There is so little research about r(20), no known prevalence of the disease, no patient registry and there has never been a clinical trial involving r(20) patients. All this adds up to no Clinical Practice Guidelines or Consensus Statement and hence no recommended treatment. So as a patient group we are actively engaged in changing this situation, because we cannot allow our loved ones futures to just drift along on a trial and error basis, riding the waves of side effects from polytherapy (many individuals are prescribed 5 or 6 ASM’s with no positive impact on seizure control). There needs to be a balance between safety and quality of life and I’m not sure this balance is always right for the individual. 

 

As parents/carers we learn to live with the uncontrolled seizures, we know there is no miracle treatment, let alone a cure.

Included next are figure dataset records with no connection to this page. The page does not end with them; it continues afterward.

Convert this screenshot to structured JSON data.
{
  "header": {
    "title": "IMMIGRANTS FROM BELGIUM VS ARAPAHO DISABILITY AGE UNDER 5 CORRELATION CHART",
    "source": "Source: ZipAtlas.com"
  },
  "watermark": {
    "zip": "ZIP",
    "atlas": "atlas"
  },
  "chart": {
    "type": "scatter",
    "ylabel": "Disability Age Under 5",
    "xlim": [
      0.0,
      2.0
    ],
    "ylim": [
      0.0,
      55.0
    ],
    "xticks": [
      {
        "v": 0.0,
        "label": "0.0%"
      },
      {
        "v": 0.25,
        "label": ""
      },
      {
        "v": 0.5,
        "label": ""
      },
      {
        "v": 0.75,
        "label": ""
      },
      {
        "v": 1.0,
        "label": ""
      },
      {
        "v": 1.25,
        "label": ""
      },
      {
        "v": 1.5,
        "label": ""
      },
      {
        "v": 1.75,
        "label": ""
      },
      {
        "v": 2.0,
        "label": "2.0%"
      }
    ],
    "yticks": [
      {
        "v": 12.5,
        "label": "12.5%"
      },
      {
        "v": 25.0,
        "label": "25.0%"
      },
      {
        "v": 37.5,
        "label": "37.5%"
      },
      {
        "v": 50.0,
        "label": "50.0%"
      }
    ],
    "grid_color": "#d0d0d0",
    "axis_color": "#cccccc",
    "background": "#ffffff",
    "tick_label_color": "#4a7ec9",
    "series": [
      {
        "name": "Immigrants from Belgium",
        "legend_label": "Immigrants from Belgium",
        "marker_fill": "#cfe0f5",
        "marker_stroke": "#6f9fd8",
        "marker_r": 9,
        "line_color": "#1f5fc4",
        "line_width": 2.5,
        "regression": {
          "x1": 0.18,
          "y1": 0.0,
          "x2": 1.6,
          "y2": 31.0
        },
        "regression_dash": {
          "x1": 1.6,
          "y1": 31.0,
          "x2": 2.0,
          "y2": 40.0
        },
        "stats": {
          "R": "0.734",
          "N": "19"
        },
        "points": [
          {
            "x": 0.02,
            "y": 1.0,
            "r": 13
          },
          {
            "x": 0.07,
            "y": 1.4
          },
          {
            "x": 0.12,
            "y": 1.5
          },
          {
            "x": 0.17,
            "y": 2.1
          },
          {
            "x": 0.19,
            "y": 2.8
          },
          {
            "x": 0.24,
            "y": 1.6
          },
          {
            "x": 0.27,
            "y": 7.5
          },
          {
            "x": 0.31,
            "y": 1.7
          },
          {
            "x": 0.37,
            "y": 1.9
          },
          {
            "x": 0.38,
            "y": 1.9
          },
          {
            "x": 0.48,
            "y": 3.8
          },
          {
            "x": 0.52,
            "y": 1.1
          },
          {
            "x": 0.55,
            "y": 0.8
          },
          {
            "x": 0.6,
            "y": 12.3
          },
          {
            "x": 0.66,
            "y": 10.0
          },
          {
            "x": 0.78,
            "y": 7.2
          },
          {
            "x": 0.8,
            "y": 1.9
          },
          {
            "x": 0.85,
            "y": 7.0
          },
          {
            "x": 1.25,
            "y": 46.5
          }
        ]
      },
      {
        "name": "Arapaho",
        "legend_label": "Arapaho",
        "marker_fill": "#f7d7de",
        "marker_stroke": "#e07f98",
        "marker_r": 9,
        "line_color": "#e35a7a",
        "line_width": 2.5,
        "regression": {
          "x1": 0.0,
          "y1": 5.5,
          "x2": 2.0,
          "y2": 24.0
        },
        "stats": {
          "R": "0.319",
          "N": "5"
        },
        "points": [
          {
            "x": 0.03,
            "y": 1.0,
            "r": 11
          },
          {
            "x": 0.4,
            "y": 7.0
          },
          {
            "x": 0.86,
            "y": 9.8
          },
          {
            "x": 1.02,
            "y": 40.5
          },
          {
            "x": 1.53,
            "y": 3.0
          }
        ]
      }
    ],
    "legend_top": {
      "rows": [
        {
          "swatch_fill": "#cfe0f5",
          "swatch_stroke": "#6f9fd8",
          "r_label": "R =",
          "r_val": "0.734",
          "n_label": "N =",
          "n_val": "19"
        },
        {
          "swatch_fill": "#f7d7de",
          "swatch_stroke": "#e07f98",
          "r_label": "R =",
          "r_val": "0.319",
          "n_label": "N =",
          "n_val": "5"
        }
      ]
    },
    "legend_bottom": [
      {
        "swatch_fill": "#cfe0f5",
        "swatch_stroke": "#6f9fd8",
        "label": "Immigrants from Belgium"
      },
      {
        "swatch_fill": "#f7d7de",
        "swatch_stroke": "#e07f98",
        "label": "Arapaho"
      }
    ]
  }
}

Seizures become part of life and we have to find ways to cope and manage on a day-today basis, fighting for support where we can (and it really is a fight with social services, education and welfare when no one understands or recognises the condition your child has).  

 

And amongst all of this is a will to fight for a brighter future for our loved ones; so we raise awareness to educate, we raise funds to promote research and we will not stop until we can start to see a better outcome.  

 

In the rare epilepsy world, clinical trials and subsequent drug approvals are undertaken in the more ’common’ rare epilepsies e.g. Dravet Syndrome and Lennox Gastaut Syndrome (LGS) and yet those with r(20) share many similar characteristics as those with LGS – indeed a number receive an LGS diagnosis prior to r(20). In future LGS will no longer be recognised as a syndromic diagnosis under the ILAE and r(20) will. Yet unlike Dravet Syndrome, r(20) syndrome is not a single gene disorder, it’s a complex chromosomal anomaly, the biology of which we do not yet understand. 

 

We need improved diagnostics to increase the number of known cases and more research into the underlying biology of r(20) to better understand the cause of this devastating disease, to find out why the ring chromosome causes the symptoms. Until we can uncover this, we cannot attempt to dream about precision medicine and clinicians will always be treating patients blindly. In the interim we should strive to increase access to treatments and therapies denied to those with r(20), currently freely available to those with a similar phenotype. 

 

People living with r(20) syndrome deserve to be recognised, deserve to be heard and deserve a future. 

 

Whilst everyone deserves an equal chance at life, life chances aren’t always equitable...can you help redress the balance?